Every one of those deaths — every slow starvation, every child’s body failing as crops die, every community collapsing as supply chains break — would be a distinct experience in God’s concrete awareness. Not aggregated. Not averaged. Each one distinct. Billions of distinct experiences of suffering, added to whatever God already experiences from the suffering humanity currently inflicts.

And this is the part that should terrify the people in charge: nuclear winter could happen by accident. A false alarm. A misread satellite signal. A submarine commander who has 6 minutes to decide and decides wrong. The history of the nuclear age is punctuated by near-misses — Stanislav Petrov in 1983, Vasili Arkhipov in 1962, the 1995 Norwegian rocket incident — where a single person’s judgment was the only thing between the current world and billions of new entries in God’s experience of suffering.

The people who maintain these weapons systems are not, for the most part, evil. They believe they are protecting their nations. But the axioms say something their strategic calculations do not: that the potential cost of what they are maintaining is not only measured in human deaths. It is measured in what those deaths do to the experience of the being who is present to all of creation.

If ax8 and th4 are correct, then maintaining a system that risks accidental nuclear winter is not just a strategic gamble with human lives. It is a structural assault on the divine experience itself — an assault that every tradition represented in PET explicitly warns against.

Why This Is Not Just Philosophy#

The objection writes itself: “This is abstract theology. Nuclear strategy is decided by realpolitik, not by axioms about divine experience.”

Fair. But consider what the axioms actually do in this context.

The strategic calculation for nuclear deterrence assumes that the cost of nuclear war is measured in human casualties, economic destruction, and geopolitical consequences. These are the variables in the models. These are the numbers that defense analysts optimize.

The PET axioms add a variable that no strategic model includes: the cost to the being who is present to every part of creation and whose experience varies with what happens.

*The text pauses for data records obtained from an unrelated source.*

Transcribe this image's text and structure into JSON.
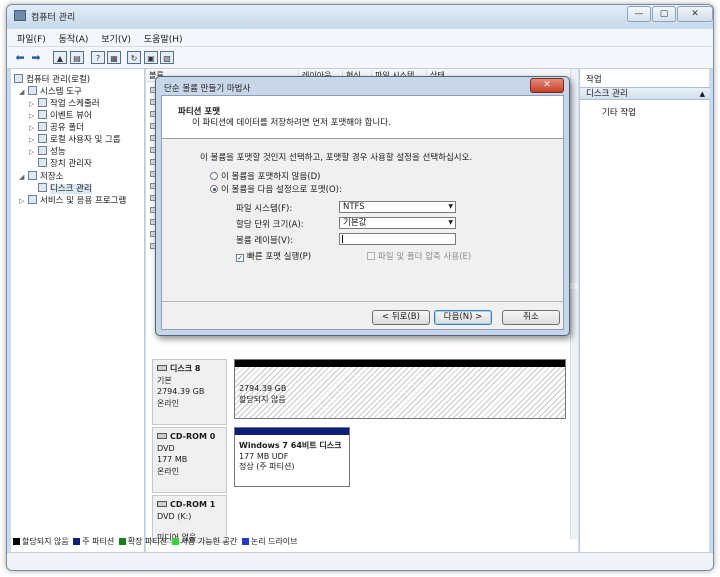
{
  "window": {
    "title": "컴퓨터 관리",
    "caption_buttons": {
      "minimize": "—",
      "maximize": "▢",
      "close": "✕"
    }
  },
  "menu": [
    "파일(F)",
    "동작(A)",
    "보기(V)",
    "도움말(H)"
  ],
  "toolbar": {
    "icons": [
      "back-arrow-icon",
      "forward-arrow-icon",
      "up-folder-icon",
      "show-hide-tree-icon",
      "help-icon",
      "console-icon",
      "refresh-icon",
      "properties-icon",
      "export-icon"
    ]
  },
  "tree": {
    "root": "컴퓨터 관리(로컬)",
    "system_tools": "시스템 도구",
    "task_scheduler": "작업 스케줄러",
    "event_viewer": "이벤트 뷰어",
    "shared_folders": "공유 폴더",
    "local_users": "로컬 사용자 및 그룹",
    "performance": "성능",
    "device_manager": "장치 관리자",
    "storage": "저장소",
    "disk_management": "디스크 관리",
    "services_apps": "서비스 및 응용 프로그램"
  },
  "volume_list": {
    "headers": [
      "볼륨",
      "레이아웃",
      "형식",
      "파일 시스템",
      "상태"
    ]
  },
  "disks": [
    {
      "name": "디스크 8",
      "type": "기본",
      "size": "2794.39 GB",
      "status": "온라인",
      "partition_size": "2794.39 GB",
      "partition_status": "할당되지 않음"
    },
    {
      "name": "CD-ROM 0",
      "type": "DVD",
      "size": "177 MB",
      "status": "온라인",
      "partition_name": "Windows 7 64비트 디스크",
      "partition_detail": "177 MB UDF",
      "partition_status": "정상 (주 파티션)"
    },
    {
      "name": "CD-ROM 1",
      "type": "DVD (K:)",
      "status": "미디어 없음"
    }
  ],
  "legend": [
    {
      "label": "할당되지 않음",
      "color": "#000000"
    },
    {
      "label": "주 파티션",
      "color": "#0a1e7a"
    },
    {
      "label": "확장 파티션",
      "color": "#1b7d1b"
    },
    {
      "label": "사용 가능한 공간",
      "color": "#39d139"
    },
    {
      "label": "논리 드라이브",
      "color": "#1f3cc8"
    }
  ],
  "actions": {
    "header": "작업",
    "section": "디스크 관리",
    "more": "기타 작업"
  },
  "wizard": {
    "title": "단순 볼륨 만들기 마법사",
    "heading": "파티션 포맷",
    "subheading": "이 파티션에 데이터를 저장하려면 먼저 포맷해야 합니다.",
    "prompt": "이 볼륨을 포맷할 것인지 선택하고, 포맷할 경우 사용할 설정을 선택하십시오.",
    "radio_no_format": "이 볼륨을 포맷하지 않음(D)",
    "radio_format": "이 볼륨을 다음 설정으로 포맷(O):",
    "fs_label": "파일 시스템(F):",
    "fs_value": "NTFS",
    "alloc_label": "할당 단위 크기(A):",
    "alloc_value": "기본값",
    "volume_label_label": "볼륨 레이블(V):",
    "volume_label_value": "",
    "quick_format": "빠른 포맷 실행(P)",
    "compression": "파일 및 폴더 압축 사용(E)",
    "back_button": "< 뒤로(B)",
    "next_button": "다음(N) >",
    "cancel_button": "취소"
  }
}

If that variable is real — if God is not a metaphor but a structural feature of reality, as the axioms formalize and six traditions independently support — then every strategic calculation that omits it is incomplete in a way that biases it toward risk.

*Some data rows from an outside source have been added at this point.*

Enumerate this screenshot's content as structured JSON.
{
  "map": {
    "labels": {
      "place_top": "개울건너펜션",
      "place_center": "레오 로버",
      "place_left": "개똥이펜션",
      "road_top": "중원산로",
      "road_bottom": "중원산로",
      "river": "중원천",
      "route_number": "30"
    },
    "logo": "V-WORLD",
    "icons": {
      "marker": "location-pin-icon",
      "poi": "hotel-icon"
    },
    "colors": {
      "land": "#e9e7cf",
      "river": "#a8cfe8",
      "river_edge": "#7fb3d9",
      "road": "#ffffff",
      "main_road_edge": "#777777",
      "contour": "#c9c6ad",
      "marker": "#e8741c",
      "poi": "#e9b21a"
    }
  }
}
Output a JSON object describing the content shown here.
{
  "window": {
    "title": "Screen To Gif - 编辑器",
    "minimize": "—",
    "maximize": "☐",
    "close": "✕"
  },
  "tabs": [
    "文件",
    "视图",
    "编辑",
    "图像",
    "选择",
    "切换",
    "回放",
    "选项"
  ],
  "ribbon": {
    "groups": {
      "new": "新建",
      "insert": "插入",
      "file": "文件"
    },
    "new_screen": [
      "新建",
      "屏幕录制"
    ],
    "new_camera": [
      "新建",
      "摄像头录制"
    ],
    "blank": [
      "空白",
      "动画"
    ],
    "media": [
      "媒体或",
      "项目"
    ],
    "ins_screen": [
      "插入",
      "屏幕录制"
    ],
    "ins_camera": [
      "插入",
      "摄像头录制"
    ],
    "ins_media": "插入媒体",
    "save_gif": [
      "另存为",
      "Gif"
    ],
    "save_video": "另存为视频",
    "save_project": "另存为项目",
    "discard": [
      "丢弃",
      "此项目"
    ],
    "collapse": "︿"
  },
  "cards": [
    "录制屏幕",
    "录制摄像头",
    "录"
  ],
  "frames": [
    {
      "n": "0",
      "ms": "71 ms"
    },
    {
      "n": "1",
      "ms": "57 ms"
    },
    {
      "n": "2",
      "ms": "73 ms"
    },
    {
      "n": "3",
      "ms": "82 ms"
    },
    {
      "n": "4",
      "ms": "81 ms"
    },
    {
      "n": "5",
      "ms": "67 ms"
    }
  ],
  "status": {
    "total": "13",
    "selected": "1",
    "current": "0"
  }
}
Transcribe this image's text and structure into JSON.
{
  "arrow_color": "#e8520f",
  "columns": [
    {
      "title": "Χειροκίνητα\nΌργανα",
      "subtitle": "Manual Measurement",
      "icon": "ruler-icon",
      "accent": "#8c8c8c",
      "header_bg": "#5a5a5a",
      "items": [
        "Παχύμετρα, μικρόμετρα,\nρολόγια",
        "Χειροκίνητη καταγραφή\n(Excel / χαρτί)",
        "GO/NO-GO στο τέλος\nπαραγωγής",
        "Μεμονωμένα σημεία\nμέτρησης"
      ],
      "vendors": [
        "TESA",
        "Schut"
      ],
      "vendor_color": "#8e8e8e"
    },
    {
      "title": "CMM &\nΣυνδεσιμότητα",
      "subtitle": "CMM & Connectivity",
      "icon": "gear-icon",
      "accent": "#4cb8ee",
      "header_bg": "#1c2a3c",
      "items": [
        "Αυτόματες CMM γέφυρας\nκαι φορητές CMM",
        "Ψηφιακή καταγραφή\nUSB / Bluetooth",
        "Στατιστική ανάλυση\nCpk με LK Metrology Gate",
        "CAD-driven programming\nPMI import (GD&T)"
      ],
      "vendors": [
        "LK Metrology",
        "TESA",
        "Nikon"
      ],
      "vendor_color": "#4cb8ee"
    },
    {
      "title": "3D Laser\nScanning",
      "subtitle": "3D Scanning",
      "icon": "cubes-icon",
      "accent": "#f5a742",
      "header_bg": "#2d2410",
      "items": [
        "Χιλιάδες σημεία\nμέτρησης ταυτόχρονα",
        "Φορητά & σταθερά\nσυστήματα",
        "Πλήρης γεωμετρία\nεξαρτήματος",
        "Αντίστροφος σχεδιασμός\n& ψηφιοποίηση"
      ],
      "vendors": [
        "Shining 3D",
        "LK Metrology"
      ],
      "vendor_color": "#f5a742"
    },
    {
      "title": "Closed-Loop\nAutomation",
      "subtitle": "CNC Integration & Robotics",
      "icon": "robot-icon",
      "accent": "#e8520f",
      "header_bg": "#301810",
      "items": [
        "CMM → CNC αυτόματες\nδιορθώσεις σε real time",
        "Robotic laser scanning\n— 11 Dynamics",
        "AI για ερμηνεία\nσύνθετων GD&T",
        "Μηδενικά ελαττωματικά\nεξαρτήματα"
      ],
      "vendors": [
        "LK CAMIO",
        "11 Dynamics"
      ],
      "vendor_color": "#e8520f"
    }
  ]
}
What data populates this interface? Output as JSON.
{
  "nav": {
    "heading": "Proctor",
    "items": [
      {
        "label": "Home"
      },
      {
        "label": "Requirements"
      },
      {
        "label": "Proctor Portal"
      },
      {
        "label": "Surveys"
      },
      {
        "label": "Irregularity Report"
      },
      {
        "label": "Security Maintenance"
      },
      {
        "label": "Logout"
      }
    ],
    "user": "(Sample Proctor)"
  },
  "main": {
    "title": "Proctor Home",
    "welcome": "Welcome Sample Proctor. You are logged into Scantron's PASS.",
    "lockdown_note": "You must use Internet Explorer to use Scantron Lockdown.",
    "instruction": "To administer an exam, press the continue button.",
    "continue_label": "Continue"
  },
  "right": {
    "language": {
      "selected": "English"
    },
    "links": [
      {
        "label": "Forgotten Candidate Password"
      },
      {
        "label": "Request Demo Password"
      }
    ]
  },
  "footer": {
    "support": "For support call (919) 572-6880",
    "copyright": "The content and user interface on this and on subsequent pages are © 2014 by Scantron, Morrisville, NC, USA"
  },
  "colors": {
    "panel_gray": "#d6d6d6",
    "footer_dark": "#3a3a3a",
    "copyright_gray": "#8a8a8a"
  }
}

A model that does not include the full cost of failure will systematically underestimate the cost of failure. This is not theology intruding on strategy. It is the observation that if the axioms are correct, the strategic models are missing their largest cost variable.

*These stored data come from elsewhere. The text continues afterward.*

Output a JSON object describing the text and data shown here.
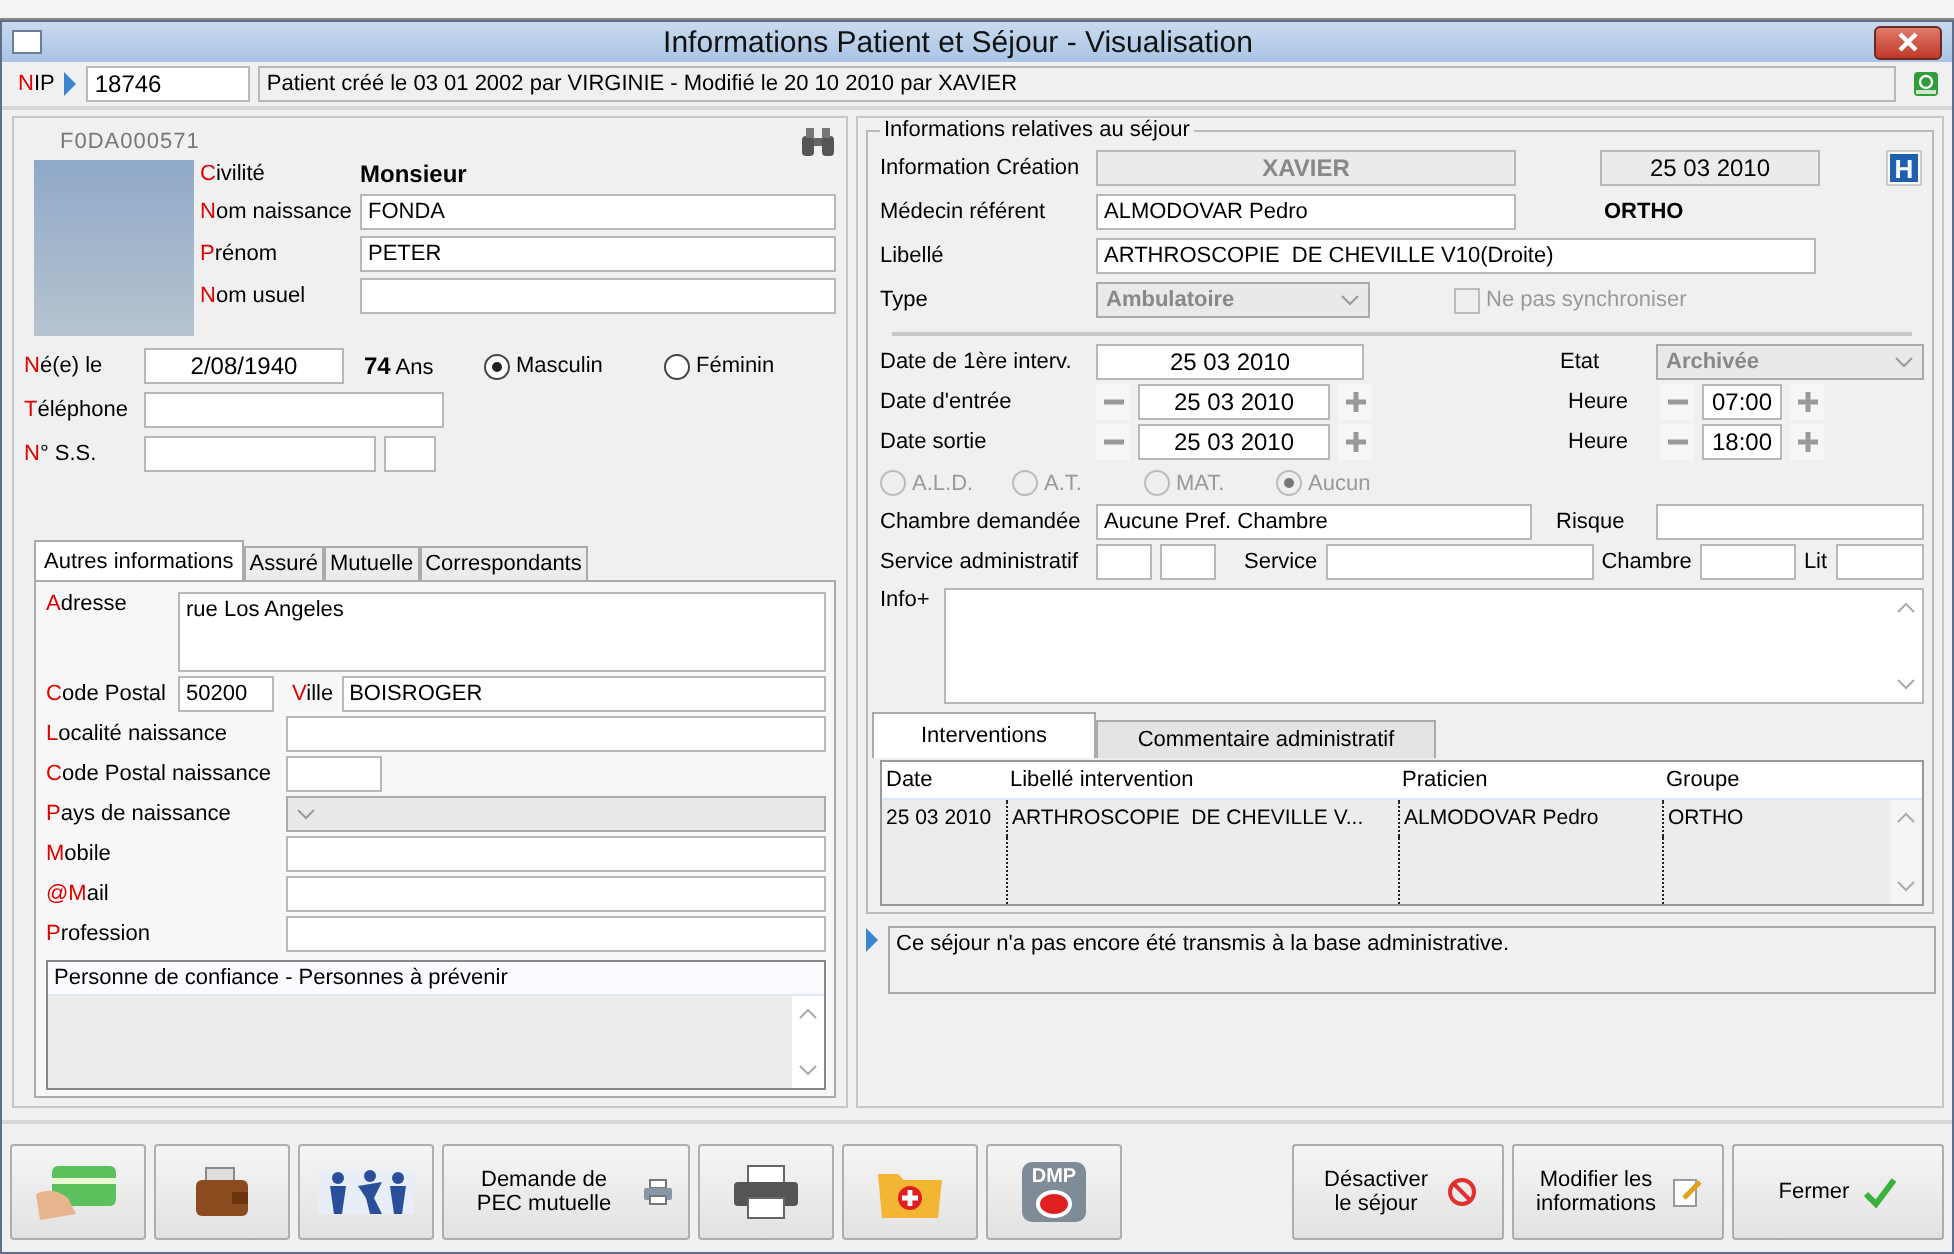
{
  "window": {
    "title": "Informations Patient et Séjour - Visualisation"
  },
  "header": {
    "nip_label": "NIP",
    "nip": "18746",
    "history": "Patient créé le 03 01 2002 par VIRGINIE - Modifié le 20 10 2010 par XAVIER"
  },
  "patient": {
    "code": "F0DA000571",
    "civility_label": "Civilité",
    "civility": "Monsieur",
    "fields": [
      {
        "label": "Nom naissance",
        "value": "FONDA"
      },
      {
        "label": "Prénom",
        "value": "PETER"
      },
      {
        "label": "Nom usuel"
      }
    ],
    "birth_label": "Né(e) le",
    "birth_date": "2/08/1940",
    "age": "74",
    "age_unit": "Ans",
    "sex": [
      {
        "label": "Masculin",
        "selected": true
      },
      {
        "label": "Féminin",
        "selected": false
      }
    ],
    "phone_label": "Téléphone",
    "ss_label": "N° S.S."
  },
  "tabs": [
    {
      "label": "Autres informations",
      "selected": true
    },
    {
      "label": "Assuré",
      "selected": false
    },
    {
      "label": "Mutuelle",
      "selected": false
    },
    {
      "label": "Correspondants",
      "selected": false
    }
  ],
  "other_info": {
    "address_label": "Adresse",
    "address": "rue Los Angeles",
    "postal_label": "Code Postal",
    "postal": "50200",
    "city_label": "Ville",
    "city": "BOISROGER",
    "fields": [
      {
        "kind": "text",
        "label": "Localité naissance"
      },
      {
        "kind": "short",
        "label": "Code Postal naissance"
      },
      {
        "kind": "select",
        "label": "Pays de naissance"
      },
      {
        "kind": "text",
        "label": "Mobile"
      },
      {
        "kind": "text",
        "label": "@Mail"
      },
      {
        "kind": "text",
        "label": "Profession"
      }
    ],
    "trusted_title": "Personne de confiance - Personnes à prévenir"
  },
  "stay": {
    "legend": "Informations relatives au séjour",
    "hospital_badge": "H",
    "creation_label": "Information Création",
    "creation_by": "XAVIER",
    "creation_date": "25 03 2010",
    "doctor_label": "Médecin référent",
    "doctor": "ALMODOVAR Pedro",
    "group": "ORTHO",
    "libelle_label": "Libellé",
    "libelle": "ARTHROSCOPIE  DE CHEVILLE V10(Droite)",
    "type_label": "Type",
    "type": "Ambulatoire",
    "type_disabled": true,
    "no_sync": {
      "label": "Ne pas synchroniser",
      "checked": false,
      "disabled": true
    },
    "first_interv_label": "Date de 1ère interv.",
    "first_interv": "25 03 2010",
    "state_label": "Etat",
    "state": "Archivée",
    "state_disabled": true,
    "dates": [
      {
        "label": "Date d'entrée",
        "date": "25 03 2010",
        "hour_label": "Heure",
        "hour": "07:00"
      },
      {
        "label": "Date sortie",
        "date": "25 03 2010",
        "hour_label": "Heure",
        "hour": "18:00"
      }
    ],
    "coverage_disabled": true,
    "coverage": [
      {
        "label": "A.L.D.",
        "selected": false
      },
      {
        "label": "A.T.",
        "selected": false
      },
      {
        "label": "MAT.",
        "selected": false
      },
      {
        "label": "Aucun",
        "selected": true
      }
    ],
    "room_requested_label": "Chambre demandée",
    "room_requested": "Aucune Pref. Chambre",
    "risk_label": "Risque",
    "service_admin_label": "Service administratif",
    "service_label": "Service",
    "room_label": "Chambre",
    "bed_label": "Lit",
    "info_label": "Info+"
  },
  "lower_tabs": [
    {
      "label": "Interventions",
      "selected": true
    },
    {
      "label": "Commentaire administratif",
      "selected": false
    }
  ],
  "table": {
    "columns": [
      "Date",
      "Libellé intervention",
      "Praticien",
      "Groupe"
    ],
    "rows": [
      [
        "25 03 2010",
        "ARTHROSCOPIE  DE CHEVILLE V...",
        "ALMODOVAR Pedro",
        "ORTHO"
      ]
    ]
  },
  "message": "Ce séjour n'a pas encore été transmis à la base administrative.",
  "toolbar": {
    "pec": "Demande de PEC mutuelle",
    "dmp": "DMP",
    "deactivate": "Désactiver le séjour",
    "modify": "Modifier les informations",
    "close": "Fermer"
  }
}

The traditions agree on this. The Torah warns against oppressing the vulnerable because God hears their cry (Exod 22:22–23). Jesus says the treatment of “the least of these” is the criterion of judgment (Mt 25:31–46). The Quran says “whoever kills a soul… it is as if he had slain all of mankind” (5:32) — a statement that, under th4, is not hyperbole but structural description. The Gita warns that actions have consequences beyond what the actor perceives (Gita 18:25).

The theology matters because it changes the moral calculus. If the people who govern nuclear-armed nations understood — formally, precisely, testably — what their own traditions say about the cost of the suffering they risk inflicting, the calculus would change. Not because they are bad people who need to be guilted into goodness. But because their current models are missing a variable, and that missing variable, if real, dwarfs everything else in the equation.

This is why the formalization matters. This is why the convergence matters. This is why #AuditTheMath is not an academic slogan but an urgent request.

Six traditions, across millennia and continents, agree: God experiences what happens in the world. The world currently maintains weapons systems capable of adding billions of new experiences of suffering to God’s awareness — by accident, in under an hour.

If that does not matter, nothing does.

The system is designed to be critiqued, not believed. But if it holds — check it — then the people in charge are gambling with something larger than they know.